In reference to individual targets, the backlash is typically motivated by insecurity, immaturity and envy rather than involving any substantive criticism of the target. Given the way these traits vary in severity from one person to another, the Kool-Aid point can be reached in response to different levels of fame accordingly.
Online, especially on social media, reaching the Kool-Aid point tends to result in troll attacks. The writer Kathy Sierra noticed when she became well-known enough to elicit the effect and coined the term Kool-Aid point to refer to it. Her first harasser objected to the attention she was getting because, in his opinion, her work did not warrant it.
Sierra explained in a blog post: “the most vocal trolling and ‘hate’ for a brand kicks in HARD once a critical mass of brand fans/users are thought to have ‘drunk the Kool-Aid.’ In other words, the hate wasn’t so much about the product/brand but that other people were falling for it.”

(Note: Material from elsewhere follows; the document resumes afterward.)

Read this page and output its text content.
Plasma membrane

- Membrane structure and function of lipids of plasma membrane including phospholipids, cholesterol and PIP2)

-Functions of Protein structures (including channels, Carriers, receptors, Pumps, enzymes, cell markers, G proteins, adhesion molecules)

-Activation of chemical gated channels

The word “Kool-Aid,” in this context, is a reference to the Jonestown Massacre of 1978, in which 913 of cult leader Jim Jones’ 1,100 followers willingly ingested a poisoned soft drink (not, as it turns out, Kool-Aid but a similar beverage called Flavor-Aid) at his urging. The phrase “drank the Kool-Aid” is commonly used to describe those who have dedicated themselves to something without applying any degree of critical thinking.